İnsanın düşüncelerine duygu katmayı başarması, stratejik düşünme yeteneği ile ortaya çıkar. Bunun için kişi plan yapmalı, kendine zor sorular sormalı ve bazı konularda gerekirse acı çekmeyi göze almalıdır. Çünkü acı, onu değişime itecektir. İnsan, üzüntü duygusunu dönüşüm için kullanmayı başarabilir.
Bunu gerçekleştirirken de alışılmış fikirlerin dışında fakat amaca uygun düşüncelere yönelmesi gerekir. Tehlikeden çekinen, stratejik düşünceden yoksun kimse ezberlediği yoldan gider. Oysa amacına uygun orijinal düşünceler üretenler, güçlükten kaçmayan insanlardır. Cevabı zor sorular sorar, orijinal fikirlerden hoşlanır ve doğru program yaparak amaçları doğrultusunda ilerlerler.

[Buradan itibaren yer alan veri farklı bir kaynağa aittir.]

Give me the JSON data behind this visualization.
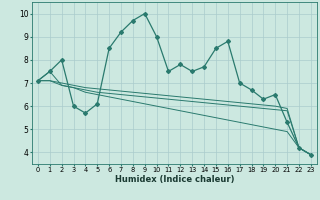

Daha sonra, sıra düşüncelerini süzgeçten geçirme safhasına gelir. Buna 'hipotalamik' düşünce de diyebiliriz. 'Talamus' adı verilen yumurta büyüklüğündeki bölge, beynin süzgecidir. Beynimiz, beş duyumuz vasıtasıyla etraftan ses, görüntü, ışık gibi on binlerce uyaran alır ve bu verileri talamus yardımıyla süzer. Bu nedenle köpeğin duyduğu frekansı biz duyamayız. Onun enerji bandını biz alamayız. Eğer insan bütün veri ve bilgileri algılarsa, beyni çalışamaz hale gelir. Beynin ortası beş duyudan gelen uyaranları süzdükten sonra, bunları beynin bilgi işlem yapan alanına gönderir. Bu işlemi duyusal olarak çocukluktan itibaren biliriz. Böylece acı, korku, soğuk, sıcak ve dokunmayla ilgili pek çok veriden zararlı olanlar süzgeçten geçirilmiş olur. Bu, beynin fizyolojik filtresidir.
Beyinde ayrıca talamus bölgesinin altında 'hipotalamus' adı verilen bir bölge daha vardır, bu da insanın psikolojik filtresidir. Kişiye acı veya sevinç veren, onu üzen ya da üzmeyen, menfaatine olan ya da olmayan konuları süzer. Beyninin hipotalamus süzgecini kullanan kişi, kendisine zarar verme ihtimali olan durumları tolere ederek, tehlikelerden en kolay şekilde kurtulur.